If our agreement has expired do we get paid?

AUPE’s collective agreement with SAIT expired June 30, 2017 – but don’t worry, until a new collective agreement is reached, the terms of the previous agreement will remain in effect.

So who does the bargaining with SAIT?

Local 039 elected a bargaining committee last fall. It is made up of Committee Chair Tanya Mullings, Rosemary Read and Diane Moreau, with Andy Trache, Jaime Eschyshyn and Lauren Wood as alternates in case someone has to bow out. Representatives of the committee are present at negotiating sessions. Since they aren’t professional negotiators, we have John Wevers as our AUPE Negotiator. He does the talking - but our committee makes the decisions on behalf of Local 039.

Why hasn’t the bargaining process started?

It has. By law, we have to declare our intent to bargain 60 to 120 days before the current collective agreement ends. AUPE has done that and we have already had an all-day session between our committee and our AUPE Negotiator. We expect to be sitting down with SAIT this fall.  

Is there something going on we don’t know about?

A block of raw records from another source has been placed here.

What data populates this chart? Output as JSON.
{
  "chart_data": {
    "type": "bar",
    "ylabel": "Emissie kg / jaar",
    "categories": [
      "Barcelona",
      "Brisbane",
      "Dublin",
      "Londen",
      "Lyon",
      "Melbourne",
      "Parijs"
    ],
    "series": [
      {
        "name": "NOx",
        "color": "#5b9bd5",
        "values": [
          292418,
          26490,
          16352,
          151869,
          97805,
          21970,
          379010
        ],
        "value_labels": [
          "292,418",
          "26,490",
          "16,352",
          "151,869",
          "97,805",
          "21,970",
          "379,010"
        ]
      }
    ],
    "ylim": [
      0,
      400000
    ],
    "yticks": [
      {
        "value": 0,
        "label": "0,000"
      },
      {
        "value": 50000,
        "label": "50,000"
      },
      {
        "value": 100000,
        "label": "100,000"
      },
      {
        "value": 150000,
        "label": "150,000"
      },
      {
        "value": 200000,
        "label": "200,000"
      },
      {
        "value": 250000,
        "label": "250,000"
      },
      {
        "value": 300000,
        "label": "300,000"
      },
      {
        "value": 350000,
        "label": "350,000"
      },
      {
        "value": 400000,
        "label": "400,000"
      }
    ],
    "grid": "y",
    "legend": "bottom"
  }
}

This is probably no surprise, but Local 039 and SAIT are caught in an unfortunate economic and bargaining climate. Of AUPE’s total 90,000-plus membership across the province, about 75,000 members are negotiating new collective agreements this year. It’s a big year and Local 039 is part of a small sector (education) in a much bigger picture that includes large sectors, such as health care and government workers. With a shaky economy and larger players handling some really big issues with the Government of Alberta, we kind of have to let others take center stage.


So what does that mean for Local 039?

When another group in our sector settles a collective agreement, it often sets a precedent by showing what’s going to be acceptable for employers and unions. For a non-AUPE example, we’ve heard that SAFA at SAIT had their first meetings earlier in the summer, and the first proposed SAIT agreement would see 0% cost of living increase in each of the three-year agreement period. That’s just the first proposal, bargaining is ongoing and there’s always more than just wages to be addressed.  But anything SAFA agrees to will likely affect us and vice versa.


Are we going to go on strike?

It’s not something we’re anticipating.  It’s true that under Bill 4, passed last year, we now have the right to strike, but that isn’t something we see happening in the near future for Local 039. Even in the worst case scenario, it would probably take more than a year to prepare for a strike due to many time-consuming things – like reviewing classifications to determine who would be considered an essential AUPE worker.


Can’t we go to mediation?

We can. But there is no longer binding arbitration which employers could use to reach a final and binding financial agreement. Under mediation, we would ask our membership to vote on any proposed agreement. If it’s voted down, that could pave the way for strike action.